Things looked momentarily bleak after Tulsa’s Ashley Clark cashed two free throws with 1:01 to play to pull the Golden Hurricane within 78-76. Moments later, when KU’s Asia Boyd (game-high 22 points on 7-of-11 shooting) fired up a wild shot with 35 seconds to play, Tulsa raced down the floor looking to tie or take the lead.
But a scrum in the paint near the Tulsa basket allowed Harper to come out with the ball, and she raced up the floor with the game clock ticking down to 20 seconds and KU up by two.
From the bench, KU coach Bonnie Henrickson was begging Harper to slow it up. But with Boyd on her left, the senior pushed the pace and dished her final assist of the day. There were a few free throws that followed, but the aggressive play essentially iced the victory.
“When it was happening, I didn’t hear her,” Harper said of Henrickson’s pleas. “But it was kind of my mentality to push, so ... ”
As it turned out, Henrickson had no problem with it.
“I was trying to do the best stop sign I could there,” Henrickson said. “I’d rather her dribble around for eight more seconds and make ’em chase you a little bit, but, honestly, (being aggressive is) in most players’ nature.”

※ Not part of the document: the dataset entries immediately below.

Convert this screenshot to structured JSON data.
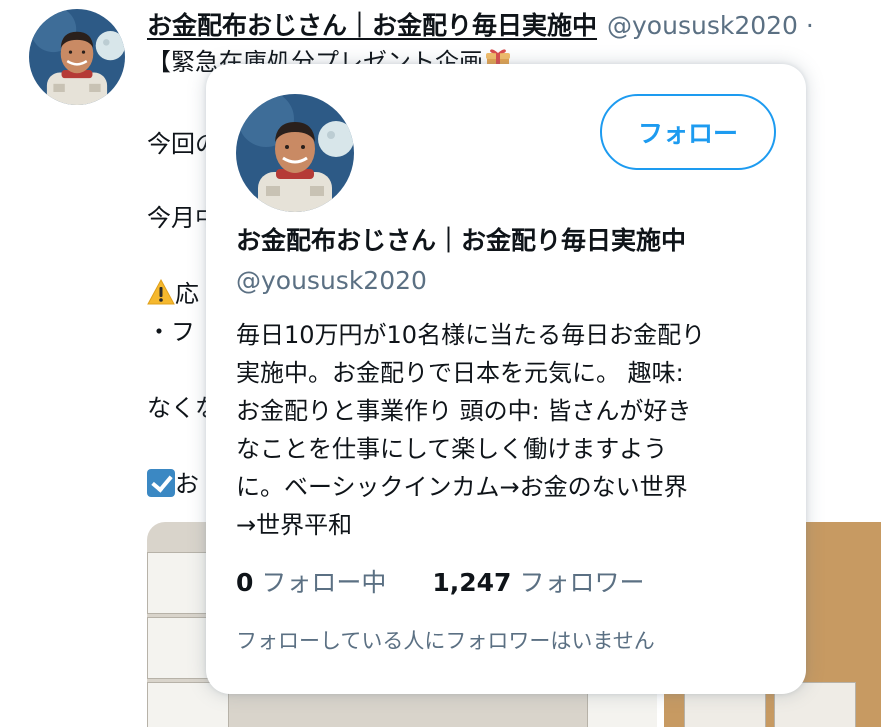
{
  "tweet": {
    "author_name": "お金配布おじさん｜お金配り毎日実施中",
    "author_handle": "@yoususk2020",
    "handle_suffix": "·",
    "lines": [
      "【緊急在庫処分プレゼント企画",
      "今回の",
      "今月中",
      "応",
      "・フ",
      "なくな",
      "お"
    ]
  },
  "hovercard": {
    "name": "お金配布おじさん｜お金配り毎日実施中",
    "handle": "@yoususk2020",
    "follow_label": "フォロー",
    "bio_lines": [
      "毎日10万円が10名様に当たる毎日お金配り",
      "実施中。お金配りで日本を元気に。 趣味:",
      "お金配りと事業作り 頭の中: 皆さんが好き",
      "なことを仕事にして楽しく働けますよう",
      "に。ベーシックインカム→お金のない世界",
      "→世界平和"
    ],
    "following_count": "0",
    "following_label": "フォロー中",
    "followers_count": "1,247",
    "followers_label": "フォロワー",
    "mutual_note": "フォローしている人にフォロワーはいません"
  },
  "icons": {
    "gift": "gift-emoji-icon",
    "warning": "warning-emoji-icon",
    "check": "check-box-emoji-icon"
  },
  "colors": {
    "accent": "#1d9bf0",
    "secondary_text": "#5b7083",
    "primary_text": "#0f1419"
  }
}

Harper was one of four Jayhawks to reach double figures, and, as it turned out, KU needed just about every point it got to hold off the Golden Hurricane (4-4).
Junior forward Chelsea Gardner (18 points, eight rebounds) controlled the paint for Kansas, which shot 53 percent (including 5-of-14 from three-point land) and outrebounded Tulsa 35-30.
Boyd also continued her hot play of late, leading the Jayhawks in scoring and also adding five rebounds, five assists, a block and a steal.
Despite the productive and balanced offensive showing — junior guard Natalie Knight scored 11 points, and freshman Keyla Morgan chipped in nine — Henrickson was more concerned about her team’s defensive issues, given that just one game remains — 2 p.m. Sunday vs. Yale — before the Jayhawks jump into Big 12 play.
“For them to come in here and score 78 points is alarming to me,” Henrickson said. “If we’re gonna score 82, I’d like to win. Yes, we did it tonight, but I’m not sure that’s gonna bode very well for us if we don’t (address) defensively where we broke down so bad.”